Between Race and Place: Charles L. Davis II considers the Black Home as Public Art at UT

When you think about racial justice, a house may not come to mind. Maybe the Juanita J. Craft Civil Rights House, named for the late civil rights activist in Dallas. But do you think it’s a space for liberation only because her name is on it?

Without a name explicitly associated with the structure, would you think an everyday shotgun shack or a community center could represent a larger movement? That a mural or line of poetry is arguably intertwined with the Black experience?

One University of Texas at Austin architecture professor thinks so.

Charles L. Davis II, an associate professor of architectural history and criticism at UT Austin’s School of Architecture, researches the relationship between race and place. His research into how race and ethnicity shape and hinder the built environment –– the broad term used to describe human-designed structures and systems –– culminated in grants from the Graham Foundation for Advanced Studies in the Fine Arts and Arnold W. Brunner Grant for a series of exhibits and programming beginning this fall at the university.

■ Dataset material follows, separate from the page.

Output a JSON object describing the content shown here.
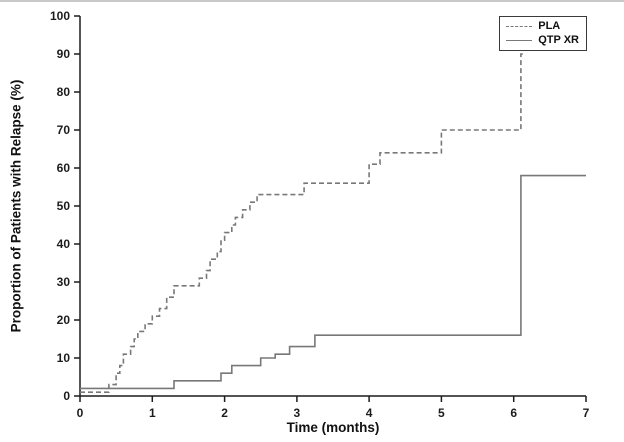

The Black Home as Public Art, which runs through Nov. 15 in the school’s Mebane gallery in Goldsmith Hall, visualizes his theory that architecture is not about one firm of licensed architects’ building but includes activists, artists, designers and writers who made spaces for themselves. These developments include artist Rick Lowe’s Project Row Houses in Houston. Another artist, Theaster Gates in Chicago currently has a solo show at the Contemporary Arts Museum Houston.

“They just didn’t fit into this same nice, neat definition of the architect,” Davis said. “It’s almost impossible to think about Black activism without thinking about the built environment, space and architecture. But because we’re focused on professionalism, we tend to look at those who are licensed. For me it’s a way to broaden the way we look at the studios but for me also in the practice.”

His framework brings together the concepts of the “activist-builder” and “artist-developer,” a term coined by Aisha Densmore-Bey to describe the public health benefits of artist-led community development. Her recent study for the Joint Center for Housing Studies at Harvard University described Project Row Houses as an excellent case study for alternative models of community development.

Photographs, original graphics, models and ephemera dominate the show, and bring both the artists and activists together. Large-scale photographs of artists’ projects like Project Row Houses, Gates’s Dorchester Projects and the work of Amanda Williams, both in Chicago, and Detroit’s Tyree Guyton’s Heidelberg Project. Each project is described as an intervention, the overused artist term that activates space in a new way. Here it’s not cliché but central to the show.

They’re all in existing neighborhoods, and each have their own character. Assembling a show based on a theory may have limited appeal and only of interest to academics. But there is so much to see, and so much to take away.

Project Row Houses is portrayed in photographs by Keith Ewing. A large-scale photograph from the book The Heidelberg Project. Connecting the Dots: Tyree Guyton’s Heidelberg Project (Detroit: Wayne State University Press, 2007) features a photograph of aging assembled vacuum cleaners on a lawn. Another photograph, “Crown Royal Bag” and “Ultrasheen,” 2020, come from Amanda Williams, Color(ed) Theory Suite photographed by Will Carson for aw|studio. But it, too, came from the groundbreaking book Black Futures, edited by Kimberly Drew and Jenna Wortham (New York: One World, 2020).

Alongside them are vintage photographs and ephemera of the historic home the Black Panther Party transformed into a community center, excerpts from licensed architect and writer June Jordan’s writings about Harlem, portrayed in a graphic map created by Davis. Jordan’s words are realized with three-dimensional models designed with students include speculative projects, such as the brownstone depicted by June Jordan in her novella His Own Where.

There are photographs, too, of what could be, including the Bottelli, Ohland & Martins’ design for the unrealized Kawaida Towers in Newark, commissioned by Black nationalist Amiri Baraka in the 1970s. (Baraka’s son is Newark’s mayor working on creating a similar project.)

The photographs may be familiar, or out of place in a gallery, but Davis’s curation adds context to the projects. He’s showing the varieties of ways a space can be activated.

“I’m trying to focus on the roots of architectural invention that can be traced back to space and space making, and the ways that Black activists and artists decide when architecture becomes a good meter for communicating what their cultural projects are, and what aspects of architecture fall to the side that are no longer useful,” he said.

His goal is to create a digital archive of these peripheral Black spaces. Current resources focus on licensed architects and those in allied fields. A cultural understanding and rigid focus on professionalism is a bias deserving scrutiny.
The archives ideally could serve as a resource for architects and the public to learn about these alternative practices.

“What’s interesting about these folks is that they offer an alternative model of practice. Whereas the traditional architect waits for a client to come to them. Then they fly in, become an expert, make the project, and then they disappear,” he said. “These artists live in these spaces, and they continue to produce work in those spaces. The architecture becomes a living monument of the evolving state of the neighborhood and involves multiple cycles of community engagement and activism. I think that that’s a model of practice.”